So since both are offered and gauss is faster, I assume it
must have some offsetting disadvantage. What is it?

Thank you,
Alan Isaac

On Aug 15, 12:49*pm, Alan G Isaac <alan.is...@gmail.com> wrote:
> Quotinghttp://docs.python.org/3.1/library/random.html#random.gauss:
> * * Gaussian distribution. mu is the mean, and sigma is the
> * * standard deviation.
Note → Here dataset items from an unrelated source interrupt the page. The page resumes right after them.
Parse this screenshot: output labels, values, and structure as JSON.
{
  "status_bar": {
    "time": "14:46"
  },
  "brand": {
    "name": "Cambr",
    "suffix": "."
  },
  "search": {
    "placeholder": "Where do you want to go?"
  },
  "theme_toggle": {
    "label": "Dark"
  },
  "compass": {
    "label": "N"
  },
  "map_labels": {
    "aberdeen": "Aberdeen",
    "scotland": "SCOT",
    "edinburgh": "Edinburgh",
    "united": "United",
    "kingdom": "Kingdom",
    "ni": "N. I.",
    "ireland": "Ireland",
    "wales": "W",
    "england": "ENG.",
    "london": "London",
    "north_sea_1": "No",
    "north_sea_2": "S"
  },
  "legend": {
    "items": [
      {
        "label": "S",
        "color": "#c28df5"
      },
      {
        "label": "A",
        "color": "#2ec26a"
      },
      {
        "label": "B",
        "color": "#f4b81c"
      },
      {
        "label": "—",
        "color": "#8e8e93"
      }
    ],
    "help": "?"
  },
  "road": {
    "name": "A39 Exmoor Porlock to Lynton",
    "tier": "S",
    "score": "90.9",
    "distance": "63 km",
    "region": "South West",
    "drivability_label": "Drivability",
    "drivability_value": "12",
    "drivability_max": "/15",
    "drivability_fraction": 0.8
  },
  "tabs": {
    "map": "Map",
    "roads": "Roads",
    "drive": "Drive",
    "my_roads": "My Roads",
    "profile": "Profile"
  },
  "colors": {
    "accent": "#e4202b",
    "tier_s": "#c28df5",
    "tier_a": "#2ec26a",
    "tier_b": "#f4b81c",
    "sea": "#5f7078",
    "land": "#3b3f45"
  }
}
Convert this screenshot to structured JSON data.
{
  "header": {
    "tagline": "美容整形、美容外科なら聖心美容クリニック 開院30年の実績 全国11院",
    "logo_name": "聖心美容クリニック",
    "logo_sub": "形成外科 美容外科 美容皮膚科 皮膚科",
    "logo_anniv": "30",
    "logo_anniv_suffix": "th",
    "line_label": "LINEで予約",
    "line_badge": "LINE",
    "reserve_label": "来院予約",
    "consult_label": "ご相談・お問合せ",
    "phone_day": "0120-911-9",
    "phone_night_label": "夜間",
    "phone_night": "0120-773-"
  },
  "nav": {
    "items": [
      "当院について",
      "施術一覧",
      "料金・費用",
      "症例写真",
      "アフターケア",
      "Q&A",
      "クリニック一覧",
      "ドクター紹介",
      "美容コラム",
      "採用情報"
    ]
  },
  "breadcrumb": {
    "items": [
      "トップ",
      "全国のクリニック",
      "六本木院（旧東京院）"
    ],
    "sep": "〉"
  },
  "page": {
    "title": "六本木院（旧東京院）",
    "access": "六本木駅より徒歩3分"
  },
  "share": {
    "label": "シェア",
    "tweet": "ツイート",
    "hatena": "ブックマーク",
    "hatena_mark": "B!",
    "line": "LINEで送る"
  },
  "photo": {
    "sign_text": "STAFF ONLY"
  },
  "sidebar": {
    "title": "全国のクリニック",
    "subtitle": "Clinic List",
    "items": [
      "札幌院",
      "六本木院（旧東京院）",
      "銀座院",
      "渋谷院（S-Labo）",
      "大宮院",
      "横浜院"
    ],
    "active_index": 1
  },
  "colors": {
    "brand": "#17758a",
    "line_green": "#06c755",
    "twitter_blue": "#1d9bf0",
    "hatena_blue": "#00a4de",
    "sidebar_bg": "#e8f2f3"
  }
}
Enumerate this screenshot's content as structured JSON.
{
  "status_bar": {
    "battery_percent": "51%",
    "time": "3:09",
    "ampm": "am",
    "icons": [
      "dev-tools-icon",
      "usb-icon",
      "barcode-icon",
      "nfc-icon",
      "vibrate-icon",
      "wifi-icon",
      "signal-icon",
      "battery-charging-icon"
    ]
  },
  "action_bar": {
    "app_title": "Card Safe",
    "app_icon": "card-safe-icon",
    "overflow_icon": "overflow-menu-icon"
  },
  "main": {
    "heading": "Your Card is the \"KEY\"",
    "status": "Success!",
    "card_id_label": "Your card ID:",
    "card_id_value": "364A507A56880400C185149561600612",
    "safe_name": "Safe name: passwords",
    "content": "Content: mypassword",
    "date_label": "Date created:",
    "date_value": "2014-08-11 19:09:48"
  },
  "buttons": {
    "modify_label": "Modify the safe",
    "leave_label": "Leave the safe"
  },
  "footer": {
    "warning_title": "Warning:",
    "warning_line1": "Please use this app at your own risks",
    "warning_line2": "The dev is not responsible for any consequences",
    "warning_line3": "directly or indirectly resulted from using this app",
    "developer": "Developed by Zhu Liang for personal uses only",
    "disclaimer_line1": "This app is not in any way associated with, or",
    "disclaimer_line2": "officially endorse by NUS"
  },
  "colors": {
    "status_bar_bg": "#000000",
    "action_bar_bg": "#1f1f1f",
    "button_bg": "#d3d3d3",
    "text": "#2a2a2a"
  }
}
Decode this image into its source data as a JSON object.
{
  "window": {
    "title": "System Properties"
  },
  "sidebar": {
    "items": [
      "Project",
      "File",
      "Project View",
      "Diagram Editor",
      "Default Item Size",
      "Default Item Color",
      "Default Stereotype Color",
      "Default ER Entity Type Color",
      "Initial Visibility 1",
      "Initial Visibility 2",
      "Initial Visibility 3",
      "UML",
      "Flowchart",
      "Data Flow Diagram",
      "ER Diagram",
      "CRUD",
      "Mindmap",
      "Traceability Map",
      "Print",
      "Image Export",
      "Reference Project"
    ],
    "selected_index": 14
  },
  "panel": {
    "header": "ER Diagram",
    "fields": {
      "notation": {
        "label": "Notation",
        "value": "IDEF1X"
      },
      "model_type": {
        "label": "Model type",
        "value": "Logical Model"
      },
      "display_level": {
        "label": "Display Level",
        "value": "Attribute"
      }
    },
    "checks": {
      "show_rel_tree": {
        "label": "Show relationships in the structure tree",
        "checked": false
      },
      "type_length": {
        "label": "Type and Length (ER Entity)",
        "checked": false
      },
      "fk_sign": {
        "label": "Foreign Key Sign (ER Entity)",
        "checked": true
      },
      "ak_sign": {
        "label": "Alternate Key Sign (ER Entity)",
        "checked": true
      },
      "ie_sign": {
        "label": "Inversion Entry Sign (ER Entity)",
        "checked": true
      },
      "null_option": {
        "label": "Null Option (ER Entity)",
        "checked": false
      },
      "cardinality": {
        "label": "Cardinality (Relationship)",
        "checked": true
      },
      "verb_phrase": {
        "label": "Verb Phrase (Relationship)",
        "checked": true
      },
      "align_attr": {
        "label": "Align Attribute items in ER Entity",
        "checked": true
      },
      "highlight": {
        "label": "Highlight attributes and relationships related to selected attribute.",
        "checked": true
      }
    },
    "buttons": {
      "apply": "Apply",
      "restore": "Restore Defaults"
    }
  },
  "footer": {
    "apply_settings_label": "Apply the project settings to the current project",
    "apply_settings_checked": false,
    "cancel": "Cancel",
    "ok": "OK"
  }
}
This is slightly faster than the
> * * normalvariate() function defined below.
>
> So since both are offered and gauss is faster, I assume it
> must have some offsetting disadvantage. *What is it?

random.gauss is not thread safe.

I'm kind of surprised the html docs don't mention this; the docstring
does.


Carl Banks

> On Aug 15, 12:49 pm, Alan G Isaac <alan.is...@gmail.com> wrote:
>> Quotinghttp://docs.python.org/3.1/library/random.html#random.gauss:
>> Gaussian distribution. mu is the mean, and sigma is the
>> standard deviation. This is slightly faster than the
>> normalvariate() function defined below.
>>
>> So since both are offered and gauss is faster, I assume it
>> must have some offsetting disadvantage. What is it?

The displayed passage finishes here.